There is a slight twist in this. When using an rnorm function with the means and sd estimates from the table above, negative values will be produced. However, the luciferase values are a ratio scale, with an absolute 0 value. The code below uses the absto simulate only positive values. This generates a skewed normal distribution

#first simulate and view uncorrelated random variables
set.seed(1234)
x <- abs(rnorm(10000, 10, 8))
y <- abs(rnorm(10000, 17, 15))
cor(x,y)
## [1] 0.004357573
#scatter plot the simulated vectors
ggplot(data.frame(x,y), aes(x,y))+
  geom_point()

#now convert y to z, so that it correlates to x
r=0.99
k<- sqrt(1-r^2)
z <- r*x+k*y

#confirm the correlation
ggplot(data.frame(x,z), aes(x,z))+
  geom_point()

cor(x, z)
## [1] 0.9673284
#explore the distribution of z
ggplot(data.frame(x,z))+
  geom_histogram(aes(z))+
  geom_histogram(aes(x))
## `stat_bin()` using `bins = 30`. Pick better value with `binwidth`.
## `stat_bin()` using `bins = 30`. Pick better value with `binwidth`.

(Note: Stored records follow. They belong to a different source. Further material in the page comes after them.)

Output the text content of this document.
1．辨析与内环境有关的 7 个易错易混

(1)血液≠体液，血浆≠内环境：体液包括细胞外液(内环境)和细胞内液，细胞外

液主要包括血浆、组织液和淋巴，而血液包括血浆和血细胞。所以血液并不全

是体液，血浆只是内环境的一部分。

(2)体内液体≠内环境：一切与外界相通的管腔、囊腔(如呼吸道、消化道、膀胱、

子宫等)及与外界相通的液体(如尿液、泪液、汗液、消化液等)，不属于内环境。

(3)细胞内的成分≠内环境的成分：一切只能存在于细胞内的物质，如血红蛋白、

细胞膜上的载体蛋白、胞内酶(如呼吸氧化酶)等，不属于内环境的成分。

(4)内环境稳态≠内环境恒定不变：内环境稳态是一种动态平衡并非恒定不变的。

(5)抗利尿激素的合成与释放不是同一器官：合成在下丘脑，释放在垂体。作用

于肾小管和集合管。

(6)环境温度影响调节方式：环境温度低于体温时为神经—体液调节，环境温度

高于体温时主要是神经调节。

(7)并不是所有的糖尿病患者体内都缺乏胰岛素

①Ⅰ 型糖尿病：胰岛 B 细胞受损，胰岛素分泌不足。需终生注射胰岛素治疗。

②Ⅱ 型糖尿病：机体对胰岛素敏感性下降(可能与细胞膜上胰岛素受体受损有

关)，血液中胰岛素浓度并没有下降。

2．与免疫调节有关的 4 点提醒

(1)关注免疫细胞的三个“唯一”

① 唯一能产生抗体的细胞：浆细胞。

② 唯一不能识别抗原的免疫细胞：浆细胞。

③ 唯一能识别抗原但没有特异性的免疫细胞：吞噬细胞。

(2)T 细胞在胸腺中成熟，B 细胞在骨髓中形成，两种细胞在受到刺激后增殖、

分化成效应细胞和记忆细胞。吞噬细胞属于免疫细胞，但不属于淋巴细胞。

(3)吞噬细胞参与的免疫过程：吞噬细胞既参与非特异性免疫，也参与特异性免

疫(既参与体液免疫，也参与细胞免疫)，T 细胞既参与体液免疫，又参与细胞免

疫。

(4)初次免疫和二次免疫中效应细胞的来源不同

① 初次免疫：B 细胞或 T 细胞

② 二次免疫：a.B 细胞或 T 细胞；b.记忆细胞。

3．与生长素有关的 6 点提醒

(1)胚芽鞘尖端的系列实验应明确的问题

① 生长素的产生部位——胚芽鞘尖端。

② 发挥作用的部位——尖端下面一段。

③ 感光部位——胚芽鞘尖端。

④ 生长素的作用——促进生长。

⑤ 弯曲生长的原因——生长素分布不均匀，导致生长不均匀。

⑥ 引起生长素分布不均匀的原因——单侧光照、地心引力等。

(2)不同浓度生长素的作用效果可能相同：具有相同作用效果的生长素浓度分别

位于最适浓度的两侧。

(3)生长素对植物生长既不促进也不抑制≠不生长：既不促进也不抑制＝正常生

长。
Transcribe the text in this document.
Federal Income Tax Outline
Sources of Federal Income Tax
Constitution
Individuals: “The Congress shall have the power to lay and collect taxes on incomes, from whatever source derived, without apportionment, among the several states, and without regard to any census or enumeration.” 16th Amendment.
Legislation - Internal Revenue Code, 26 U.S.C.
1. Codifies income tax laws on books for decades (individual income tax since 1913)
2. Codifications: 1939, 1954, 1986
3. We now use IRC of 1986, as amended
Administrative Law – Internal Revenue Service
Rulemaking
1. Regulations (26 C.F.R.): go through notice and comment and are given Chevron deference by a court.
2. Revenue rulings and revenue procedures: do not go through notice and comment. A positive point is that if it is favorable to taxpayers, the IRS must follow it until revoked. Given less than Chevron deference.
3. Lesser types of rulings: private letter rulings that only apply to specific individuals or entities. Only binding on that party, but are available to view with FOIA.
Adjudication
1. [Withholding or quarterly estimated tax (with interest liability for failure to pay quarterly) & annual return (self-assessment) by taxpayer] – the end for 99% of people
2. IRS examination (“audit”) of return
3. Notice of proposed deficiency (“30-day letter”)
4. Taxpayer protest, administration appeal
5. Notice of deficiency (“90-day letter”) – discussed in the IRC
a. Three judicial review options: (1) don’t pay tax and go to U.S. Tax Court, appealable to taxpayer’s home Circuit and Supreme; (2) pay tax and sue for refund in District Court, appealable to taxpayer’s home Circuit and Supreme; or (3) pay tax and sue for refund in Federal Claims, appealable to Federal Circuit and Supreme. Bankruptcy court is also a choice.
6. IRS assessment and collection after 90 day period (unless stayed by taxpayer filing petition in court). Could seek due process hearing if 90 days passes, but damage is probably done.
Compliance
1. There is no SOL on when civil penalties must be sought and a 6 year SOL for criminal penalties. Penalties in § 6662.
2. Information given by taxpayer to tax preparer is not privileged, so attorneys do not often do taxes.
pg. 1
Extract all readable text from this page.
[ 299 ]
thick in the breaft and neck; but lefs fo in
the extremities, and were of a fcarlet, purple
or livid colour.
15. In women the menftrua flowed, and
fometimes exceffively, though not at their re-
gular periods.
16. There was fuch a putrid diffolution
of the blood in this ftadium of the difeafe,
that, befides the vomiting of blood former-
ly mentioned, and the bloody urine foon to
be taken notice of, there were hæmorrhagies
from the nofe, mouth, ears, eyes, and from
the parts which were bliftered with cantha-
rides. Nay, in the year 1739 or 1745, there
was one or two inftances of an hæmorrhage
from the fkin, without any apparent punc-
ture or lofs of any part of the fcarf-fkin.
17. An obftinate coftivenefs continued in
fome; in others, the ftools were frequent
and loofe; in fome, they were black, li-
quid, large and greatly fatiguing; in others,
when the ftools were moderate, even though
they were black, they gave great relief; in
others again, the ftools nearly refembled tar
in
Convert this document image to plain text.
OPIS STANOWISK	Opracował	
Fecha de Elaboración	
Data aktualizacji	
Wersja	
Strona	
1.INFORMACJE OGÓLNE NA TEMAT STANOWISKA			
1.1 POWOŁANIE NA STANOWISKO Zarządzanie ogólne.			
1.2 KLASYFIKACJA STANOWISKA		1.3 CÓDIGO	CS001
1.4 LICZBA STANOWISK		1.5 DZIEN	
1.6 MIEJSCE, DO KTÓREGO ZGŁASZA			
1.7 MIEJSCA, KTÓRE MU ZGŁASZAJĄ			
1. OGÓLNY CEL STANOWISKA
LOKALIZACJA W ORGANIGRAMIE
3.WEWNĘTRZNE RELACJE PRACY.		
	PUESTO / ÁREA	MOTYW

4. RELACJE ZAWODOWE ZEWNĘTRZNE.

27.3 Monte Carlo simulation

Here’s a Monte Carlo simulation of a paired t-test between an A and a B group. The “true” effect size programmed to be very modest. The code also factors in a fairly strong correlation between the two measures of the variable.

#Initial Parameters
# sample A intial true parameters
nA <- 3
meanA <- 1.5
sdA <- 0.5

# sample B intial true parameters
nB <- 3
meanB <- 2.0
sdB <- 0.5

alpha <- 0.05
nSims <- 10000 #number of simulated experiments
p <-numeric(nSims) #set up empty container for all simulated p-values

# correlation coefficient
r <- 0.8

# the monte carlo function

for(i in 1:nSims){ #for each simulated experiment
  x<-rnorm(n = nA, mean = meanA, sd = sdA) #produce n simulated participants
  #with mean and SD
  y<-rnorm(n = nB, mean = meanB, sd = sdB) #produce n simulated participants
  #with mean and SD
  #correlated
  w <- r*x+sqrt(1-r^2)*y
  z<-t.test(x,w, paired=T) #perform the t-test
  p[i]<-z$p.value #get the p-value and store it
}

# the output

hits <- length(which(p < alpha));hits
## [1] 7027
power <- hits/nSims;power
## [1] 0.7027
#now plot the histogram
#main="Histogram of p-values under the null",
hist(p, col = "blue", ylim = c(0, 10000), xlim = c(0.0, 1.0), main ="Histogram of simulated p-values", xlab=("Observed p-value"))

The result as written above is a bit underpowered, but not too shabby.

Now run the code by dialing down the correlation to an r = 0. How much more underpowered is the planned experiment? Factoring in the correlation between variables makes a huge difference.